I have spent a few years since reading this book working naps into my regular routine. I now swear by naps. Everyone should nap.
Particulalry interesting for people trying to improve their memory is the fact that sleep plays a critical role in memory formation, particularly in something called “slow wave sleep”. The amount of slow wave sleep you get is governed by the time of day you nap and the time you woke up in the morning.
The best part of the book is the front cover. It includes a “nap calculator” consisting of a colored dial. By selecting the time of day that you wake up, the dial can help you select the ideal nap for the kind of benefits you want. REM sleep is associated with improving creativity and perception. Stage 2 sleep is associated with improving alertness and getting rid of the tired feeling, called “sleep pressure”. Slow wave sleep is associated with improving memory and clearing the mind. The amount of each kind of sleep will vary based on the time of day and when you woke up that morning. The nap calculator on the front cover helps you pick the right time of day to nap to get the benefits you want.

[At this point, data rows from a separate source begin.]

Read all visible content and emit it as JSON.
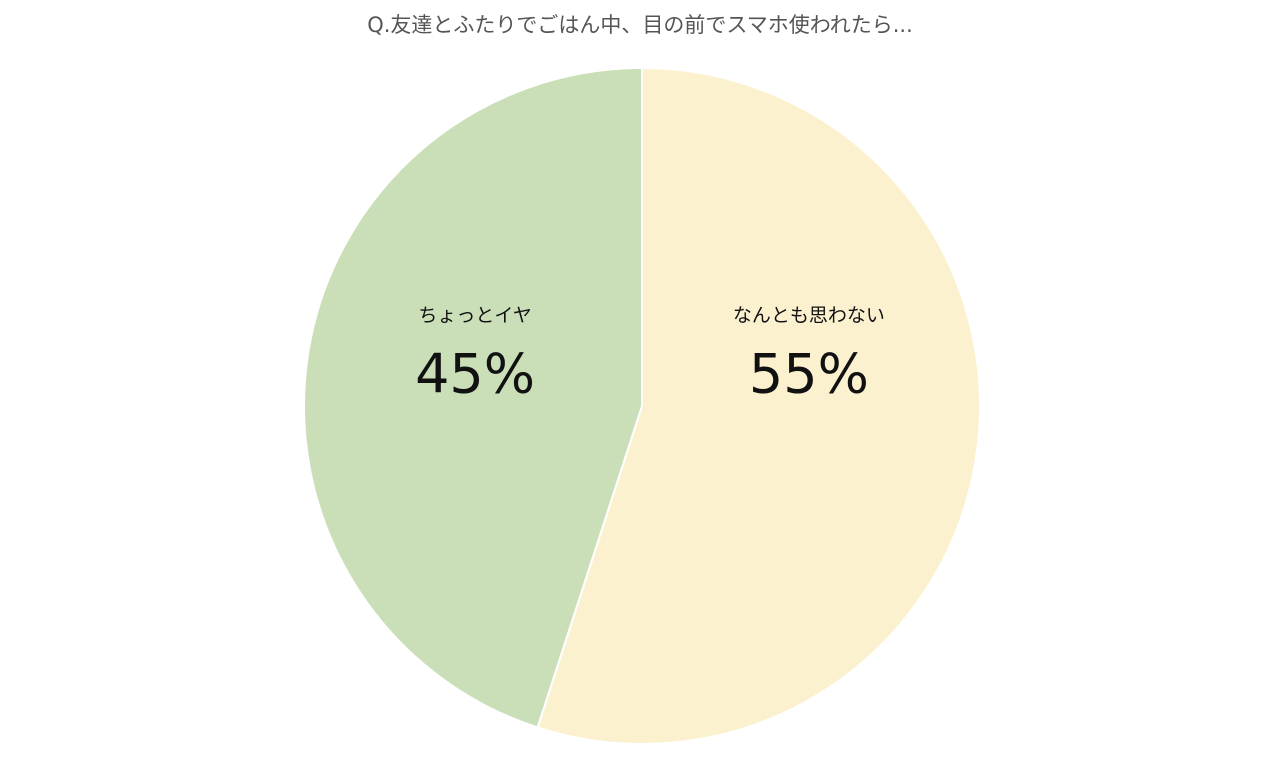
{
  "chart_data": {
    "type": "pie",
    "title": "Q.友達とふたりでごはん中、目の前でスマホ使われたら...",
    "categories": [
      "なんとも思わない",
      "ちょっとイヤ"
    ],
    "values": [
      55,
      45
    ],
    "value_labels": [
      "55%",
      "45%"
    ],
    "colors": [
      "#fcf1cf",
      "#cadfb8"
    ]
  }
}
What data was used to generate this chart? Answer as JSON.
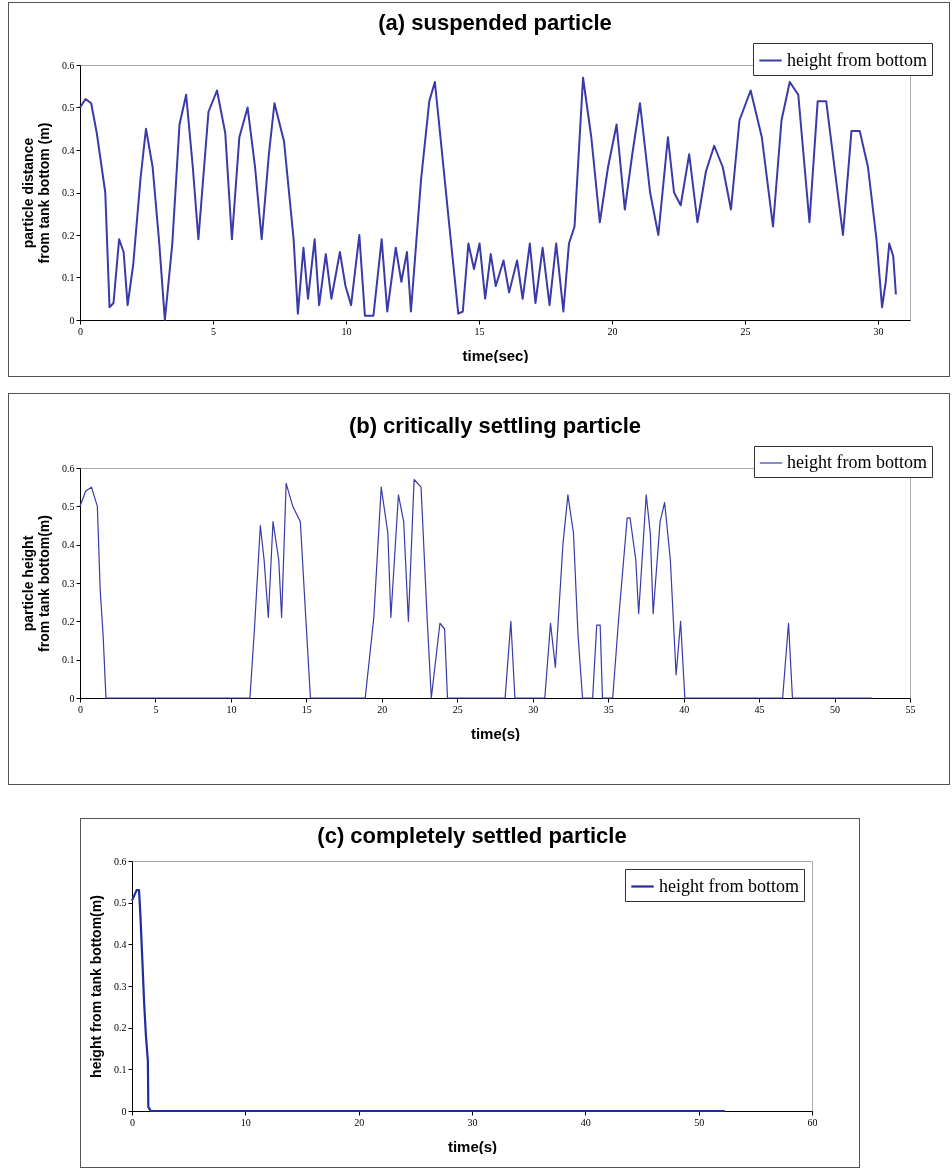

Although the time from about 1:30pm to 3:00pm may be the most balanced time of day to nap, a late afternoon nap can really boost memory. I have personal experience with that. I tend to be a late riser. On weekdays, I generally get up at about 8:00am and get to work by 9:00am. I have had a lot of success with a program of napping for an hour as soon as I get home from work, often at about 7:00pm. I get up largely refreshed and “detoxed” from the stress of the workday, and get in a few quality hours of home time before I go to bed at midnight or 1:00am.
When I nap on a program like that, it seems to help my memory considerably. I’m less likely to forget the important details of the day, like meetings I promised to set up or where I left a particular book or my car keys. When I don’t get in a nap, my brain feels slightly foggier and I struggle more to get through the day.
On weekends, I like to nap in the mid afternoon, often for only half an hour or so. Ideally I would nap in the early afternoon every day, but employers tend to frown upon such radical notions. Oh well.
Sara Mednick’s book is one of my all time favorites, mostly because of the concepts and the nap calculator on the cover. The book itself is a solid but brief discussion of the science of sleep and naps written for the lay person. Towards the end, parts of the book can seem like filler material, but I don’t feel it detracts overly much. The content is interesting and practical which more than makes up for any tediousness towards the end.
I highly recommend this book to anyone, but especially to anyone interested in getting the most out their memory. You should buy at least two copies.